From an artistic standpoint, I understand why creators ran as far away from Alan Moore's take on the Charlton heroes as they could manage. However, since Moore had only really updated and darkened the characters as they were conceived, this also meant distancing the heroes from what they were meant to be. Ditko & Gill's Captain Atom was a brilliant, mild mannered demigod of the nuke, where as much as I liked Bates & Broderick's work, their Atom was mostly a chrome Firestorm with more than half an average brain. It also doesn't help that at Charlton, Captain Atom was a Superman amongst "Action Heroes" more akin to Iron Fist and Daredevil. DC Comics historically abuses any character they purchase that was the juggernaut of another line, because any threat to the eminence of the Man of Steel must be castrated as publically (and somehow, as often) as possible. I call it getting Shazamed. Meanwhile, Captain Atom finds no respite even in old gang reunions, because he never fit in with the largely non-powered Dick Giordano edited Charlton characters. Maybe he needs to form a new clique with Son of Vulcan?
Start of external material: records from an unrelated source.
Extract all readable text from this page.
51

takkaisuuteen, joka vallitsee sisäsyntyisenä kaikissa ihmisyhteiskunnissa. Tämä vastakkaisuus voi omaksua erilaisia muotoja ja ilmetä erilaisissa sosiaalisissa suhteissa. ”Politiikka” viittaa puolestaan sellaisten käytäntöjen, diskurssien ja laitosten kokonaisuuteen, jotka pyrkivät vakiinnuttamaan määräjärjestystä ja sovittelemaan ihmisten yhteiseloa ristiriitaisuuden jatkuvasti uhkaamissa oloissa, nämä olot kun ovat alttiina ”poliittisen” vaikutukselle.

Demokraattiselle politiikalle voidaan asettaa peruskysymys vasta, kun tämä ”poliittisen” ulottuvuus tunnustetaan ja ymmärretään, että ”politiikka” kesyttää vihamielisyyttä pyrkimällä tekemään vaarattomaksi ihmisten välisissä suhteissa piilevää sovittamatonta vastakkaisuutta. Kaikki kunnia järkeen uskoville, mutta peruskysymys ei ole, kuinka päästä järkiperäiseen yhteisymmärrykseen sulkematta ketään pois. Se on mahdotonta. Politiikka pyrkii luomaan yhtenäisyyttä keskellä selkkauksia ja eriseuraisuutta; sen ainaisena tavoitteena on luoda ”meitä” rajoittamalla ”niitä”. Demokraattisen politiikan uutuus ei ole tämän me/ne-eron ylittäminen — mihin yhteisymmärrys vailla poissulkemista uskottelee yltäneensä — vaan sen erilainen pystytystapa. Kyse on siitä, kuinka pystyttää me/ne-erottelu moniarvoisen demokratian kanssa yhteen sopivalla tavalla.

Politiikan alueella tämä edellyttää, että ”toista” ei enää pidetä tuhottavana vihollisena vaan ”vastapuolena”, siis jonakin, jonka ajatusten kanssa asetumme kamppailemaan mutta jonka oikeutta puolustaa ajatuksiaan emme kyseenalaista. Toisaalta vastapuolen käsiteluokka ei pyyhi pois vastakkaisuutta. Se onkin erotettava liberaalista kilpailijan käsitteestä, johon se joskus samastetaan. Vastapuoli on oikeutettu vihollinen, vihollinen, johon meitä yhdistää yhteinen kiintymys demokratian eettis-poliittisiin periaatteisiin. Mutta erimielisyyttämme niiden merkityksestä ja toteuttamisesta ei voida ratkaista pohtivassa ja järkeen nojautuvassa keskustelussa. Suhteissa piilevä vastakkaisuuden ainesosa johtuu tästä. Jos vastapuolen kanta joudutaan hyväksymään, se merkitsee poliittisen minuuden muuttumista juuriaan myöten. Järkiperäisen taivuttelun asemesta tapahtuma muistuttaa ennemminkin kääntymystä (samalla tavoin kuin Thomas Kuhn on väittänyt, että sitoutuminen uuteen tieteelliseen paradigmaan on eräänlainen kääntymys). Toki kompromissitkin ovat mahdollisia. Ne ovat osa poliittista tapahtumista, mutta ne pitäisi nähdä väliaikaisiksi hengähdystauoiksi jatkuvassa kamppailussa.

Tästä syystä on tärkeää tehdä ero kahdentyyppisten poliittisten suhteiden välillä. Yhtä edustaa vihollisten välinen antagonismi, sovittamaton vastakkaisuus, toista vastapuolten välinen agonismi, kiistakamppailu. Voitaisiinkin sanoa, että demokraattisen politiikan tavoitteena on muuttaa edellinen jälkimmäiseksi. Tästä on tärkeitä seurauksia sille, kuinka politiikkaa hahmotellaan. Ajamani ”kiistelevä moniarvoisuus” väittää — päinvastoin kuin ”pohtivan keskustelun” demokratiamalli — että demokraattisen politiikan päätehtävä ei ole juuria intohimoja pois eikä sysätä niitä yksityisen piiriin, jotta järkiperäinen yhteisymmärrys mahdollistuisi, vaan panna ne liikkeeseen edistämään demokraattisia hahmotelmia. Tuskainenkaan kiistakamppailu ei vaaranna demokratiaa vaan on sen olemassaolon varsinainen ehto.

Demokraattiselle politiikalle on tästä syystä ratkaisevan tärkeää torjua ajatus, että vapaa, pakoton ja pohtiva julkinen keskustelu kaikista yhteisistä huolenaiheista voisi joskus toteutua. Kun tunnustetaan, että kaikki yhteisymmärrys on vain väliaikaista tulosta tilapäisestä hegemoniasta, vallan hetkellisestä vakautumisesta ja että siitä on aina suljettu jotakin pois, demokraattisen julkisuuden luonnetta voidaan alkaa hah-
To my mind, Captain Atom as envisioned by his creators was a magnificent representation of the Mad Men era. Satellites and martinis and the apex of the American century. I wish he could have been kept in that period, since I think it would give him a killer hook, like it did Martian Manhunter in the '90s. I really do think Captain Atom should be the confident conservative hero of the DC Universe. Pro-military, believes in a free market, perhaps somewhat moralistic, but without losing his pragmatism and compassion. Let him butt heads with guys like Superman without diminishing him through a shameful defeat. Like Lex Luthor, there could be less losses and more stalemates, substituting conniving with the recognition that these are two good men with conflicting ideologies. Such potential can be mined from Captain Atom, but not before he quits being a wimpier, dumber, U.S.-bound Silver Surfer with bad hair.

Friday, March 4, 2011

Who's Who Vol.IV: Captain Atom (June, 1985)



I'm bored with Ray Palmer for the moment, so I think we'll spend enough time in March with Captain Atom to warrant a return to using his own banner.

I look forward to reading the stories where the first few lines of this biography draws its material. I've only read about Allen Adam so far, and it sounds like things got even more super-goofy once the Ditko redesign kicked in. When did the name "Nathanial" take hold, anyway?

The art here is by Denys Cowan and Rick Magyar, who ended up reworking an entirely different Charlton character for the 1980s, the Question.

Tuesday, March 1, 2011

The Space Prowlers



After being detected while stealing top secret documents from the United States government, the alien invaders known as the Space Prowlers came into conflict with Captain Atom. The intruders provided the hero with his first real challenge, armed as they were with laser weapons capable of weakening and even killing Captain Atom. The murderous Space Prowlers attempted to ambush the Captain with a fleet of small ships, but were eradicated in a nuclear explosion created by the hero. Captain Atom then located their mother ship in the region, and destroyed it from afar, seemingly ending the threat of the Space Prowlers.